Now, let’s get onto the benefits.
A plant-based diet could help to lower blood sugar levels and reduce the risk of heart disease
A 2009 study found that 43% of participants following a vegan diet were able to reduce their dosage of blood-sugar lowering medication, compared to only 26% of participants who followed an American Diabetes Association (ADA) recommended diet.
More recently, a review published in the journal Progress in Cardiovascular Disease, in 2019, showed that following a plant-based diet can help reverse coronary heart disease (CHD). It also found that following a vegetarian diet demonstrated a 40% lower risk of CHD. Meat contains saturated fat, which, when eaten in excess, can play a role in developing heart problems.

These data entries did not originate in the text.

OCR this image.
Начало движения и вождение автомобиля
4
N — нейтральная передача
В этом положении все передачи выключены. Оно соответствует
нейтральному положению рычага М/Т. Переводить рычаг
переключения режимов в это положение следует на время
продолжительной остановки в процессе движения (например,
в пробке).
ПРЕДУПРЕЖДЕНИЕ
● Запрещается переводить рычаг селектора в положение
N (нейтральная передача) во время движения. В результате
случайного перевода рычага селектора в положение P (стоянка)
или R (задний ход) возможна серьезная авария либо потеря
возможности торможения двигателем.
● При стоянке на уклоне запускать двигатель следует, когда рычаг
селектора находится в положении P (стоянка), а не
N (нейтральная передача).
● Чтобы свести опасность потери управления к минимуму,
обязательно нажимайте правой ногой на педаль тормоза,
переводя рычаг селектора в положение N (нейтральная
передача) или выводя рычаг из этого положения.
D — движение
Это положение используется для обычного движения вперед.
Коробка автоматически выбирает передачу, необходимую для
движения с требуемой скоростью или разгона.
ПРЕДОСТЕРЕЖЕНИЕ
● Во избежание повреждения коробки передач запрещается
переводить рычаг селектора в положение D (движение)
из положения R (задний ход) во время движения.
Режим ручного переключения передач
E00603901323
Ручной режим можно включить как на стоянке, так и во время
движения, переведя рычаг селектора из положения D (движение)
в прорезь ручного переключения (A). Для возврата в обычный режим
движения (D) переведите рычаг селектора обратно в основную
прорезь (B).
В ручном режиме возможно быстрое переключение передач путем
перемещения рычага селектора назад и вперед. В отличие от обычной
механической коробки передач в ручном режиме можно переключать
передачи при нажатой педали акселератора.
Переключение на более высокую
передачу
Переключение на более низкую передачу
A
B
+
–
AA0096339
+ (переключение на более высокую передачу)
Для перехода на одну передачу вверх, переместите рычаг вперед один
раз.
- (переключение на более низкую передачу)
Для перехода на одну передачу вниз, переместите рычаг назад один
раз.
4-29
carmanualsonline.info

Going plant-based can lower chronic inflammation levels. A review published in Frontiers in Nutrition detailed a three week vegan lifestyle intervention which resulted in a 33% reduction in CRP levels, CRP (C-reactive protein) is an inflammatory marker.
Red meat is linked to higher levels of chronic inflammation, which is thought to be due to the high level of saturated fat and iron in red meat. The naturally low-fat and fibre-rich components of a vegan diet are said to mediate the pathways that alleviate joint inflammation and pain. Moreover, plant-based foods are rich in carotenoids and flavonoids, chemicals that help eliminate the free radicals which damage DNA and prompt an inflammatory response.
Can aid weight loss
This is primarily due to the fact that the flexitarian diet favours plant foods over processed foods, which are typically higher in calories. A review of studies in over 1,100 people found that those who ate a vegetarian diet for 18 weeks lost 2kg more than those who did not. Furthermore, a Diabetes Care study found notable differences in the BMI (Body Mass Index) of meat eaters compared to non-meat eaters.
It can reduce your environmental impact
Alongside the health benefits that come with following a plant-based diet, reducing your meat consumption can help the world around you too. The World Health Organisation stated that ‘reducing livestock herds would also reduce emissions of methane, which is the second largest contributor to global warming after carbon dioxide.’ According to a report by GRAIN and the Institute for Agriculture and Trade Policy, the five biggest meat and dairy producers emit more combined greenhouse gas emissions than ExxonMobil, Shell or BP, the top three oil production companies.
Reducing our intake just a small amount can make a difference, even if it’s just opting for a vegetarian dish every once in a while.